Covid-19 has changed my life and that of work and family. It has brought us together to fight against something that has brought tsunamic waves of grim outcomes on the physical, mental, social, and economic realms on a global scale.
While many are still grappling to manage the present and being acutely aware of what lies on the radar, how can and should one be responding? While I am so thankful for our Singapore government’s foresight to plan for details including masks for every person in 3 waves so far, quality healthcare support to keep our fatality rate at the lowest on a global scale and way generous financial payouts, I am reminded of other countries where the poor struggle with basic needs to find food and seek medical help. Where the situation has been spiralling out of control because they have no means to get tested, much less get treated.
As I watch and listen in this war zone that has long become my norm, I enter our sixteenth week of working from home. Life truly has been repurposed on many fronts. Here are some of the amazing discoveries I never otherwise would have had the opportunity to uncover, without this crisis:
Multi-balancing is real
Multi-tasking is passé. Multi-balancing is in. At about Week 6 of WFH, my work hours went a tad out of control and I no longer could clearly differentiate between weekdays and weekends. Planning routines and prioritisation became my lifelines for survival. Ergonomics also took centre stage, with attention paid to the right chair/table at the right height with the right angling of my laptop with the right lighting. With remote client meetings/presentations, even the details of my background (the real one, not virtual) was important. Scheduling other things like daily workouts, deliveries (ever at the mercy of Redmart and FairPrice availability), when to treat ourselves to special meals became the simple pleasures we previously had taken much for granted. On the workfront, the great need to salvage revenue had to be balanced with our capacity and capability to speedily convert our products from face-to-face into remote while never losing sight of the learner’s experience and showing care for our staff and clients all at the same time.

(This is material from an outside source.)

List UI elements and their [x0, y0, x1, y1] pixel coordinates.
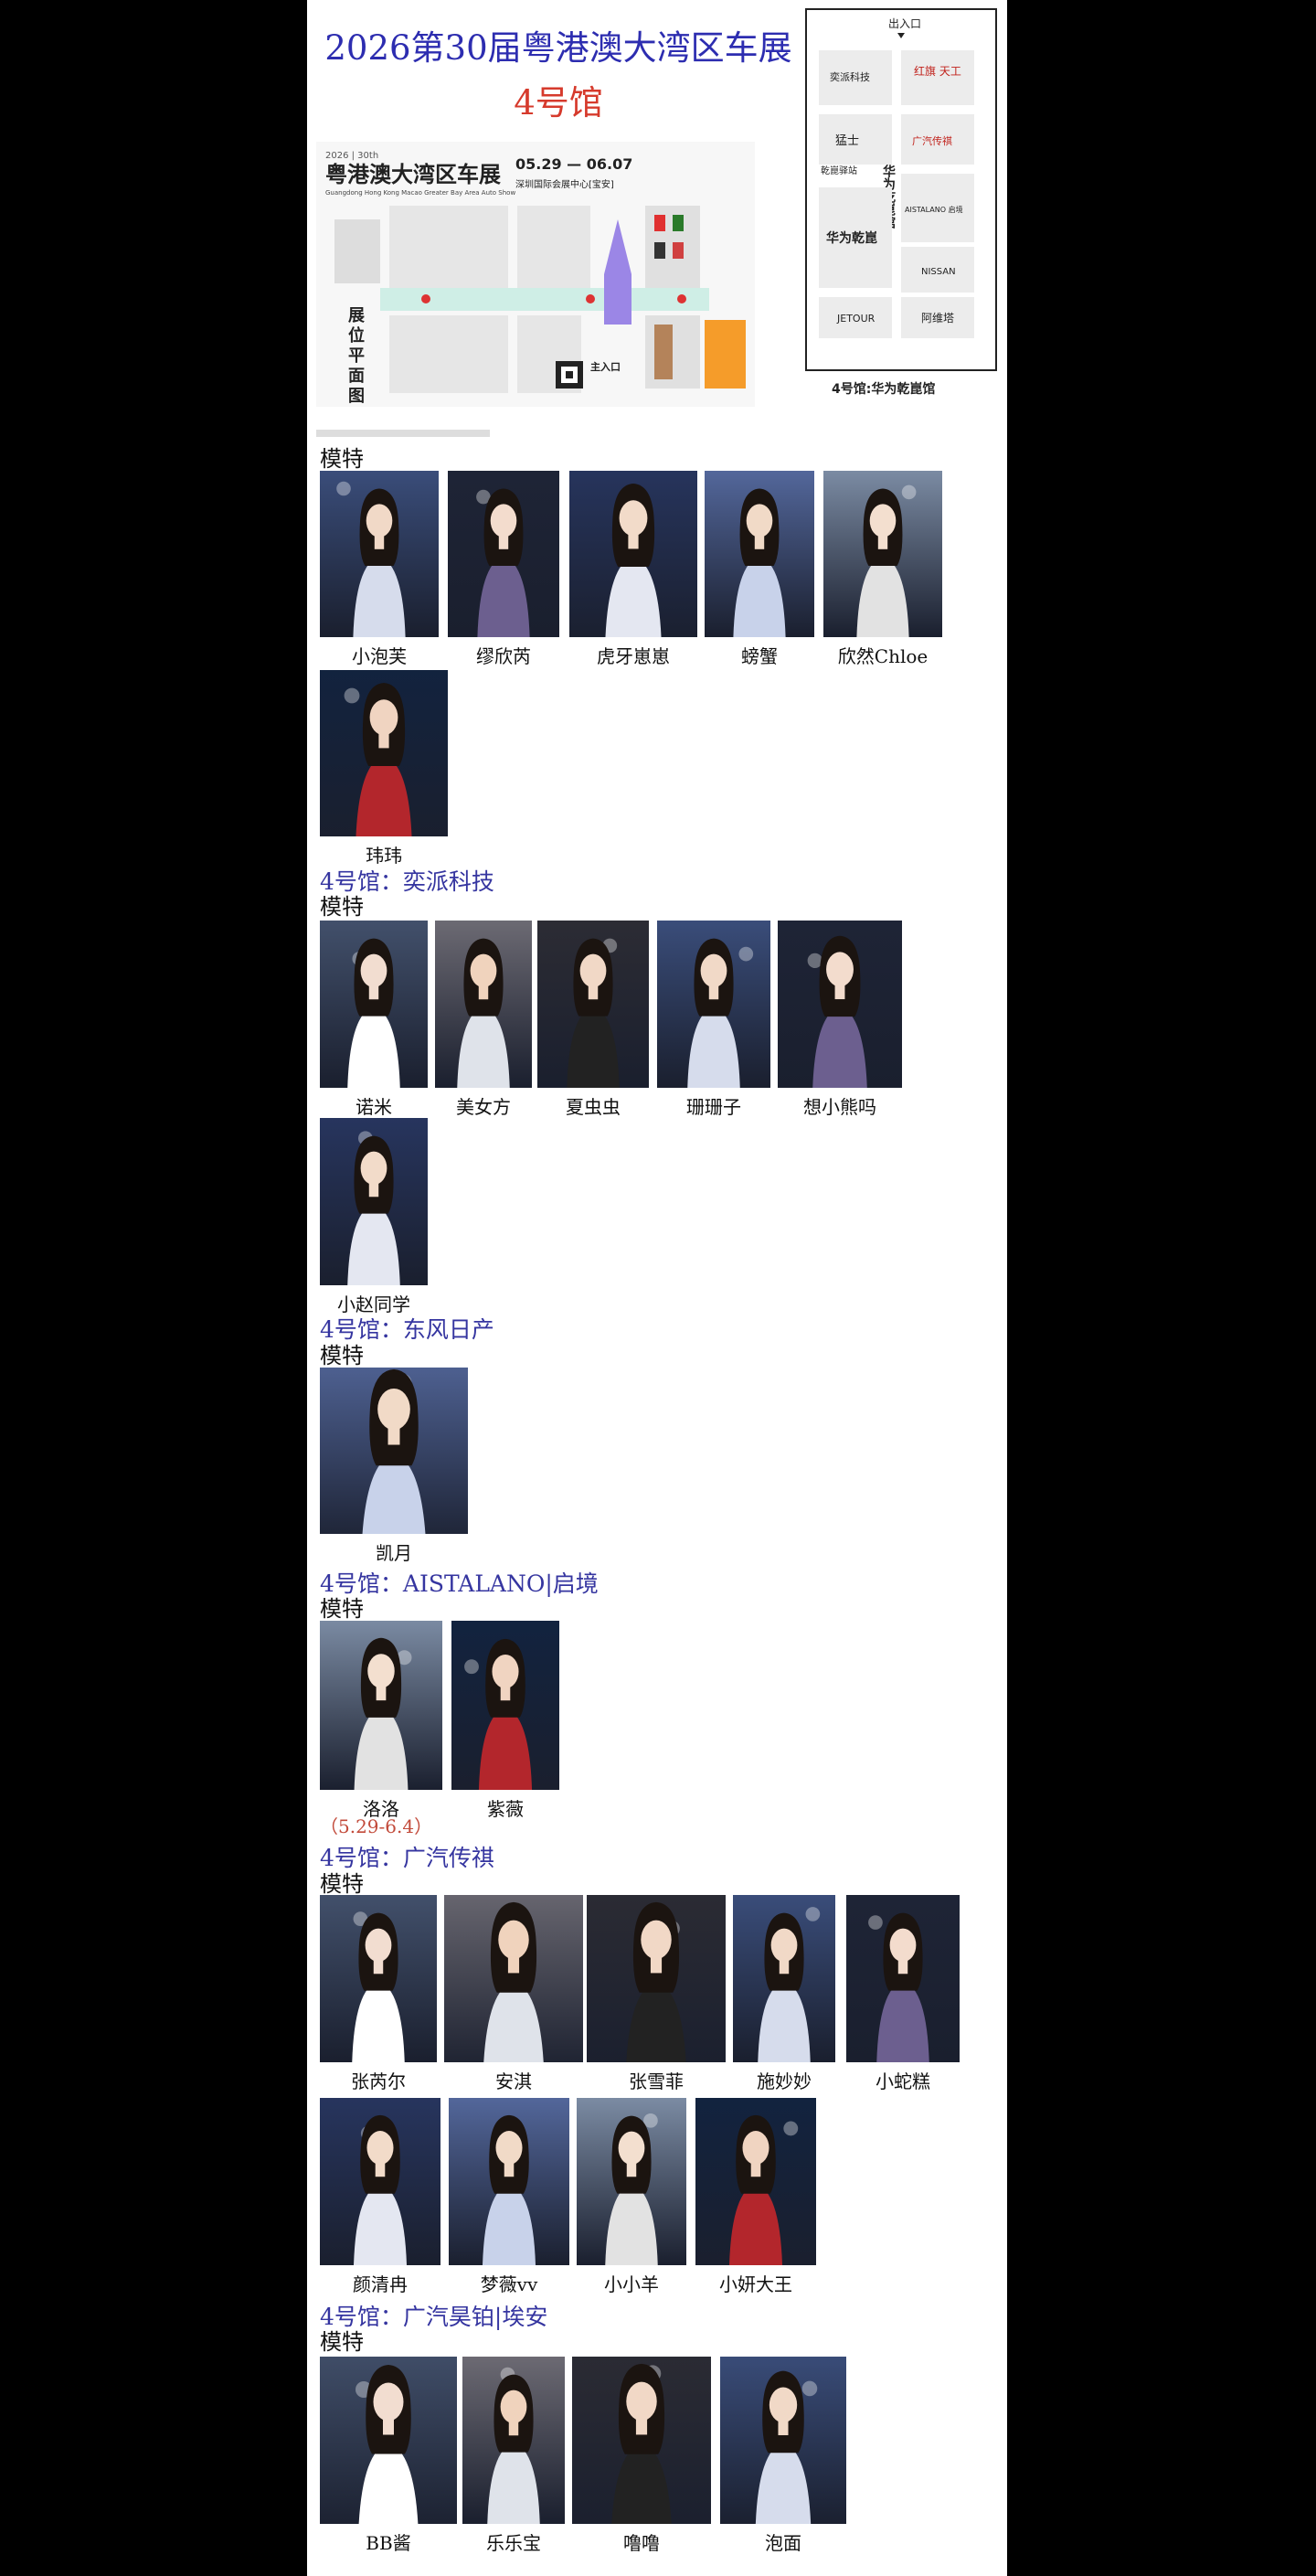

The multi-balancing plunged us to think upstream and downstream simultaneously, whether we were prepared or equipped for it. Like it or not, this was our new normal.
The multi-balancing plunged us to think upstream and downstream simultaneously, whether we were prepared or equipped for it.
People always matter
Amidst the frontline charging and firefighting initially as we were all trying to make sense of the crisis together, was the even greater need to manage team communication and morale in remote and fast changing conditions. It was clear we had to honour both people and results. The 1:1s with each of my team members became non-negotiables. With the growing need to build greater capability in crisis and change management and dealing with much complexity and ambiguity, we increased our team huddles from once to thrice a week, just so we could all have a platform to voice any concerns, ask questions around and deal with real-time issues collaboratively, with everyone learning and getting better together in the process. Of course, the increased team huddles also meant more chances for us to laugh and celebrate together, times that were priceless to me. This isn’t a time for leaders to feel sorry for ourselves or watch out for our own backs, but a time instead to watch out for our people and have their backs instead. Am not suggesting leaders need to solve the world’s problems. I have countless times admitted unashamedly that I don’t have all the answers but have stayed committed to work together until we find a solution, that is win-win all round. It has never failed and always led to greater buy-in, higher chances of success and almost immediate rebound, even in times of failure. The posture of first seeking to always understand the realities of others has become my cannot-fail-to-do hallmark reminders of humility and courage and has kept me on the path of making sound decisions, always with the people in mind.
The posture of first seeking to always understand the realities of others has become my cannot-fail-to-do hallmark reminders of humility and courage and has kept me on the path of making sound decisions, always with the people in mind.
There is no such thing as overcommunication
One lesson I’ve learnt from this crisis is that it never hurts to know the WHY. The WHY is the fuel that keeps the plane in the air. While it’s never nice to hear bad news, shielding truth can sometimes erode trust, hurt teamwork and ultimately lead to false sense of engagement, all of which are not sustainable if we are building for the future. There is a reason why pilots tell us there is turbulence ahead and we all need to fasten our seat belts. I have been most grateful for the amazing support from teammates from other functions who have supplied data to us when it mattered, via shared dashboards so everyone could monitor results and KPIs collectively while we work on gap plans together after setting agreed and aligned goals. This fuel has kept us going, even as we hit turbulence along the way and needed to change courses from time to time. Overcommunication has been crucial in fastening us to our seats, keeping us well-oiled, super productive and agile as we work across teams to meet outcomes together.